The updated NAFTA. One partnership issue in the new trade agreement is a joint border environmental cleanup, something first proposed by President George H.W. Bush decades ago.
Energy development. The previous president opened up Mexico’s energy sector to foreign investment, creating enormous business opportunities for energy companies in states such as New Mexico. More important, it can boost the flagging productivity of Pemex, Mexico’s national oil company and generate needed revenue for neglected social programs. Trump can help persuade López Obrador not to reverse this reform.
The border. López Obrador already recognizes that Honduras, Salvador and Guatemala have the highest per capita murder rates of any countries in the world, thus causing their citizens to flee north. President Donald Trump needs to join with him in the difficult but necessary task of bringing stability and safety to those countries so that their citizens can remain home in peace.
In the meantime, a joint border management program is essential. It is not only disgraceful but unnecessary what is happening in Tijuana and other border cities. The Mexican government should have prepared for this influx of migrants awaiting asylum hearings.
On the U.S. side, the number of United States Border Patrol agents more than doubled between 2004 and 2009 with the biggest increases occurring during the Obama presidency. The total number of agents is now between 19,000 and 20,000. I’ve been crossing the border repeatedly over the past eight years and what always seems obvious is an enormous level of overstaffing. Why not reassign those extra agents to deal with the huge backlog of initial asylum interviews?
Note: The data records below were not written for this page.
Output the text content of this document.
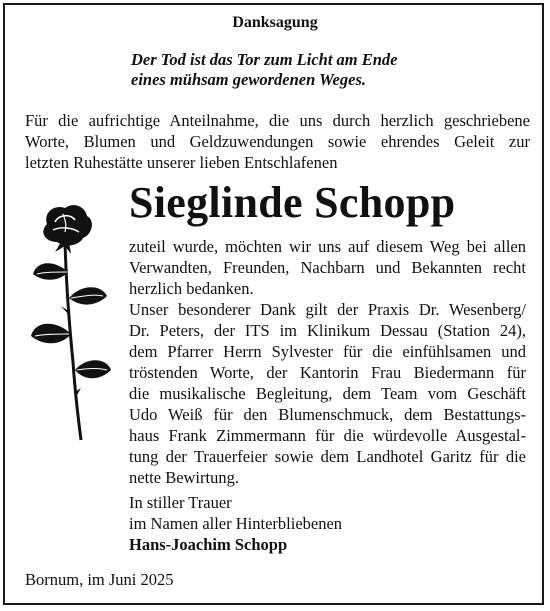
Danksagung
Der Tod ist das Tor zum Licht am Ende
eines mühsam gewordenen Weges.
Für die aufrichtige Anteilnahme, die uns durch herzlich geschriebene
Worte, Blumen und Geldzuwendungen sowie ehrendes Geleit zur
letzten Ruhestätte unserer lieben Entschlafenen
Sieglinde Schopp
zuteil wurde, möchten wir uns auf diesem Weg bei allen
Verwandten, Freunden, Nachbarn und Bekannten recht
herzlich bedanken.
Unser besonderer Dank gilt der Praxis Dr. Wesenberg/
Dr. Peters, der ITS im Klinikum Dessau (Station 24),
dem Pfarrer Herrn Sylvester für die einfühlsamen und
tröstenden Worte, der Kantorin Frau Biedermann für
die musikalische Begleitung, dem Team vom Geschäft
Udo Weiß für den Blumenschmuck, dem Bestattungs-
haus Frank Zimmermann für die würdevolle Ausgestal-
tung der Trauerfeier sowie dem Landhotel Garitz für die
nette Bewirtung.
In stiller Trauer
im Namen aller Hinterbliebenen
Hans-Joachim Schopp
Bornum, im Juni 2025
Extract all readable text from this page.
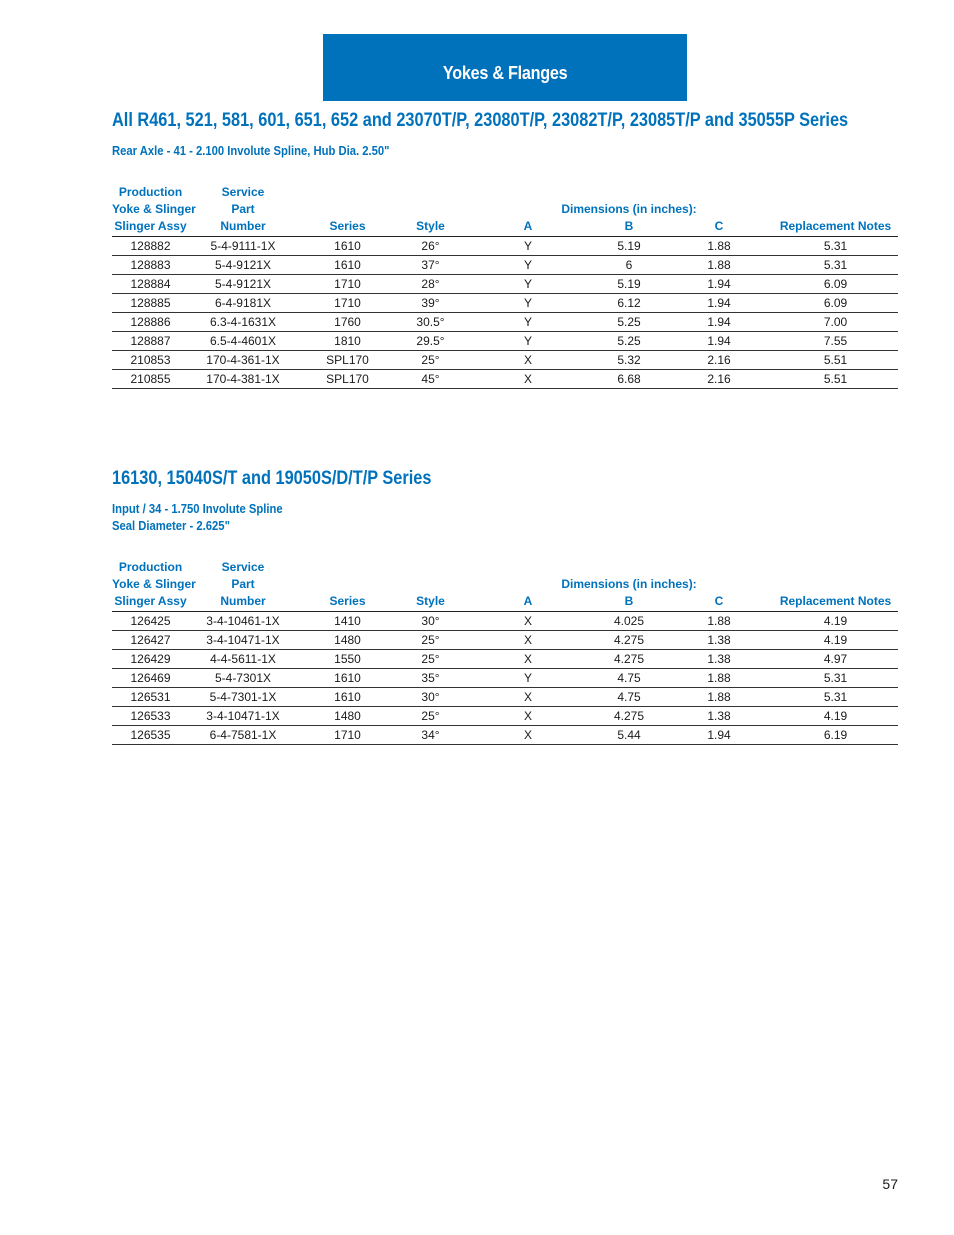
Yokes & Flanges
All R461, 521, 581, 601, 651, 652 and 23070T/P, 23080T/P, 23082T/P, 23085T/P and 35055P Series
Rear Axle - 41 - 2.100 Involute Spline, Hub Dia. 2.50"
Production
Yoke & Slinger
Slinger Assy	Service
Part
Number	Series	Style	A	Dimensions (in inches):
B	C	Replacement Notes

128882	5-4-9111-1X	1610	26°	Y	5.19	1.88	5.31
128883	5-4-9121X	1610	37°	Y	6	1.88	5.31
128884	5-4-9121X	1710	28°	Y	5.19	1.94	6.09
128885	6-4-9181X	1710	39°	Y	6.12	1.94	6.09
128886	6.3-4-1631X	1760	30.5°	Y	5.25	1.94	7.00
128887	6.5-4-4601X	1810	29.5°	Y	5.25	1.94	7.55
210853	170-4-361-1X	SPL170	25°	X	5.32	2.16	5.51
210855	170-4-381-1X	SPL170	45°	X	6.68	2.16	5.51
16130, 15040S/T and 19050S/D/T/P Series
Input / 34 - 1.750 Involute Spline
Seal Diameter - 2.625"
Production
Yoke & Slinger
Slinger Assy	Service
Part
Number	Series	Style	A	Dimensions (in inches):
B	C	Replacement Notes

126425	3-4-10461-1X	1410	30°	X	4.025	1.88	4.19
126427	3-4-10471-1X	1480	25°	X	4.275	1.38	4.19
126429	4-4-5611-1X	1550	25°	X	4.275	1.38	4.97
126469	5-4-7301X	1610	35°	Y	4.75	1.88	5.31
126531	5-4-7301-1X	1610	30°	X	4.75	1.88	5.31
126533	3-4-10471-1X	1480	25°	X	4.275	1.38	4.19
126535	6-4-7581-1X	1710	34°	X	5.44	1.94	6.19
57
I’ve twice visited La Casa del Migrante in Juárez, which houses hundreds of migrants while they await their hearings. Talking to them, it’s easy to see who has legitimate asylum claims and who simply want to come to the U.S. for better jobs. A reasonably staffed and committed screening process could quickly clear up this backlog. López Obrador needs to persuade Trump to accelerate this process.
Much of Latin America is falling apart and/or drifting toward more authoritarian governments. For example, Venezuela has the largest oil reserves of any country in the world, yet its people are among the poorest; Honduras, Guatemala and Salvador have the world’s highest per capita murder rates; and Nicaragua, a mini dictatorship since Daniel Ortega’s 2006 election, recently has erupted in violence, sending refugees fleeing into Costa Rica. Colombia, our strongest South American ally, is struggling with the influx of refugees from Venezuela and an upsurge of violence and drug trafficking; Brazil has just elected a militaristic hard liner, Jair Bolsonaro; and Bolivia’s President Evo Morales, a longtime critic of the U.S., just unleashed a blistering attack on President Trump at a September United Nations Security Council meeting.
Couldn’t a López Obrador-Trump alliance bring some of these countries closer to our democratic ideals? Will it happen? Will these two leaders see the value of cooperation? Let’s hope so.